De hecho, Francisco el viernes reiteró sin aspavientos la oposición de la Iglesia al aborto en un discurso a doctores católicos, y se refirió a quienes eran "injustamente condenados al aborto".

No obstante, la entrevista con el pontífice argentino, publicada seis meses después de que se proclamara al primer Papa no europeo en 1.300 años, obligará a los pastores que han condenado fuertemente la homosexualidad o a mujeres que se han practicado abortos a cambiar su tono.

El confesionario, les advirtió Francisco, "no es una sala de tortura", sin piedad, agregó, "incluso el edificio moral de la Iglesia corre peligro de caer como un castillo de naipes".

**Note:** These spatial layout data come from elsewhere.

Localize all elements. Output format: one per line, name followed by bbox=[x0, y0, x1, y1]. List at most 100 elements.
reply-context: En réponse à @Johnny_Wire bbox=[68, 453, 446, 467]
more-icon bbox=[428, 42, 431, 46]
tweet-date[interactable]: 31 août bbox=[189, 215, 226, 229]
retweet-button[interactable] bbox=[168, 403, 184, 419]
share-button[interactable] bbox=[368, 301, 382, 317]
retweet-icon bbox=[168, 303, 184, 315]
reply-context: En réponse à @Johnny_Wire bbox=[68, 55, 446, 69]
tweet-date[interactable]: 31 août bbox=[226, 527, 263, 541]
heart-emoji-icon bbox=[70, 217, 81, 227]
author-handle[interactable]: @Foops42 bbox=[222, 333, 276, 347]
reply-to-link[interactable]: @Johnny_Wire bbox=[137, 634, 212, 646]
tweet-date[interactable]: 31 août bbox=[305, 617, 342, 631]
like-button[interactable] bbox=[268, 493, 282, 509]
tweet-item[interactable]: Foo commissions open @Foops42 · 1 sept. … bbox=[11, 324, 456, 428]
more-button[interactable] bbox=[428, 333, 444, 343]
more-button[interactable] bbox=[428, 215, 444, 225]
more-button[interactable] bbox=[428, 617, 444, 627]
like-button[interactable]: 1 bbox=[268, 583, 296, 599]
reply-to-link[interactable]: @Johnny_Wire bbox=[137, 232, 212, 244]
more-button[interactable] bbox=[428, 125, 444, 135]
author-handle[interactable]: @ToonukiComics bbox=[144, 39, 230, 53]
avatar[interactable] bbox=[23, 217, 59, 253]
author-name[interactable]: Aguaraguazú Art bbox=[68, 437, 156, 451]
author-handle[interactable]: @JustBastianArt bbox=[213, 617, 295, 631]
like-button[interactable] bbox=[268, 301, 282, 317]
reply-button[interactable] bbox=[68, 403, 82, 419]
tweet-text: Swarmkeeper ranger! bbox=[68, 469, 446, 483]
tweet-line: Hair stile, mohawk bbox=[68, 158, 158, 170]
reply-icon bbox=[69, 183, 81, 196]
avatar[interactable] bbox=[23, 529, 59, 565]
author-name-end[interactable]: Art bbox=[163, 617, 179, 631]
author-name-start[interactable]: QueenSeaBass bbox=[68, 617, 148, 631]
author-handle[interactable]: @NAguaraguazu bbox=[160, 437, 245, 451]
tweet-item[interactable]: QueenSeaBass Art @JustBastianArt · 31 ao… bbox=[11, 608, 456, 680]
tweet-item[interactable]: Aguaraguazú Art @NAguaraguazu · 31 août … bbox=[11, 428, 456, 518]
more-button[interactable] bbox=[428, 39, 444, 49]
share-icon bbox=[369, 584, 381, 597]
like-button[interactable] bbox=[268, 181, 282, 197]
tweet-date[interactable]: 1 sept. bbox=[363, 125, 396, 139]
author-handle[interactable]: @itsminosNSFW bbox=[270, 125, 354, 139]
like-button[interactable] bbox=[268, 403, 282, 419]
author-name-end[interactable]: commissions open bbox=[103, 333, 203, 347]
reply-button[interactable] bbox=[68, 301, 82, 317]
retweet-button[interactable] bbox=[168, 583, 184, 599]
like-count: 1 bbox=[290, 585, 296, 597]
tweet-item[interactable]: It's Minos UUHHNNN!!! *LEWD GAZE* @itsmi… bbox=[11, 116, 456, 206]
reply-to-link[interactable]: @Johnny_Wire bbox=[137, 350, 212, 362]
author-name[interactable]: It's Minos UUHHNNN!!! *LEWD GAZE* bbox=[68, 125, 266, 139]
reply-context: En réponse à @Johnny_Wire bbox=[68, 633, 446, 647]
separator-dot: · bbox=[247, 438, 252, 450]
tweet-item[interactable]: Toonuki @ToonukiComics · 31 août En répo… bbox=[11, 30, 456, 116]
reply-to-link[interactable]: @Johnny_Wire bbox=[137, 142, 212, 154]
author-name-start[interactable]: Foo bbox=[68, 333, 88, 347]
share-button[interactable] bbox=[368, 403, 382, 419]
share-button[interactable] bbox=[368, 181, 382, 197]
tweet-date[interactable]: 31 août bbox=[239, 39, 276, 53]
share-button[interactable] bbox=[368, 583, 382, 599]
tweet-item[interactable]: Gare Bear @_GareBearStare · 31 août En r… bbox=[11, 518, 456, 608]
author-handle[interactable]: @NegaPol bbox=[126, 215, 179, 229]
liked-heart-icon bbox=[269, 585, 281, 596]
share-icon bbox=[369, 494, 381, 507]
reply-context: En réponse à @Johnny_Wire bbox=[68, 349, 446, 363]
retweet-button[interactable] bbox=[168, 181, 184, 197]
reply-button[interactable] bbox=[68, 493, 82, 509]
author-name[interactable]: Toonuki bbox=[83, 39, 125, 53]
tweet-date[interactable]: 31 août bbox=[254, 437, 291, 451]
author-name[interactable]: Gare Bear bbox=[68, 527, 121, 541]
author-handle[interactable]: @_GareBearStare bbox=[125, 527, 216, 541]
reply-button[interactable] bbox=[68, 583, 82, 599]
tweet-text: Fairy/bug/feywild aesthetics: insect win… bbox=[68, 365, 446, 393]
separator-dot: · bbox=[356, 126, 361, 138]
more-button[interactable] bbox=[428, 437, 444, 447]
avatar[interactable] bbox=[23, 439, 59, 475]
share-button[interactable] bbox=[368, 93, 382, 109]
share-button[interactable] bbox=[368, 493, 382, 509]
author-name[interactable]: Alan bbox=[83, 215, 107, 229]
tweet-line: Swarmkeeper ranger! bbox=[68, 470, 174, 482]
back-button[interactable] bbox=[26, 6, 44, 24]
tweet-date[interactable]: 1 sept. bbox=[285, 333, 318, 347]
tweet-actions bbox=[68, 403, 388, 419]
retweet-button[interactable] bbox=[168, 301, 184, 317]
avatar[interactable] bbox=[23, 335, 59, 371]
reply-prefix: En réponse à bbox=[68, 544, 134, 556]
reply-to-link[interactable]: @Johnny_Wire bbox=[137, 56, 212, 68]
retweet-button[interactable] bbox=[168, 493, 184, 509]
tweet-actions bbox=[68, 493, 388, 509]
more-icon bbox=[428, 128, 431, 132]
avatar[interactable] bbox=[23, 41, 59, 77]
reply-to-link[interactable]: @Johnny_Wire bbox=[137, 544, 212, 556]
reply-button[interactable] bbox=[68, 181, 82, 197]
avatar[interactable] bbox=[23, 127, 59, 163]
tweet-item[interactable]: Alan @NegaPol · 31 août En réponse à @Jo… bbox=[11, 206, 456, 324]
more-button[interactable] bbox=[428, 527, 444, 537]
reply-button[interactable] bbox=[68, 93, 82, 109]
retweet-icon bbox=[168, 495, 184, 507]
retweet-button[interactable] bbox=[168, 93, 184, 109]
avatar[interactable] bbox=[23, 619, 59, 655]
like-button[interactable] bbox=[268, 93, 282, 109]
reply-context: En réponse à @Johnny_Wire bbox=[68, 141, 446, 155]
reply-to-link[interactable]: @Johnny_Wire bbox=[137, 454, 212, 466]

"Sin dudas, esto es muy desafiante para quienes se habían dedicado tan fuertemente y por completo en la perspectiva anterior", dijo un alto prelado del Vaticano.

"Todos, especialmente los arzobispos y las conferencias episcopales, sentirán la necesidad de recalibrar sus prioridades, su estilo, su tono", agregó.

Piedad y acogida
En la entrevista, Francisco dijo que la Iglesia debe dejar atrás su obsesión en las enseñanzas sobre el aborto, la anticoncepción y la homosexualidad y ser piadosa y acoger a quienes no pueden cumplir algunas reglas.

"A menudo hemos puesto asuntos morales por delante de la fe en vez de lo contrario", concedió otro oficial, un monseñor que dirige un gran departamento del Vaticano.

"Lo que el Papa está diciendo es que las normas son una consecuencia de la fe. La fe no es una consecuencia de las normas. No puedes sustituir la fe con moralidad", agregó.

En otras palabras, dijo otra figura al interior del Vaticano, los católicos pueden esperar sermones que condenen el aborto, pero no sermones que excorien a las mujeres que se han sentido obligadas a terminar un embarazo a causa de su situación social o económica.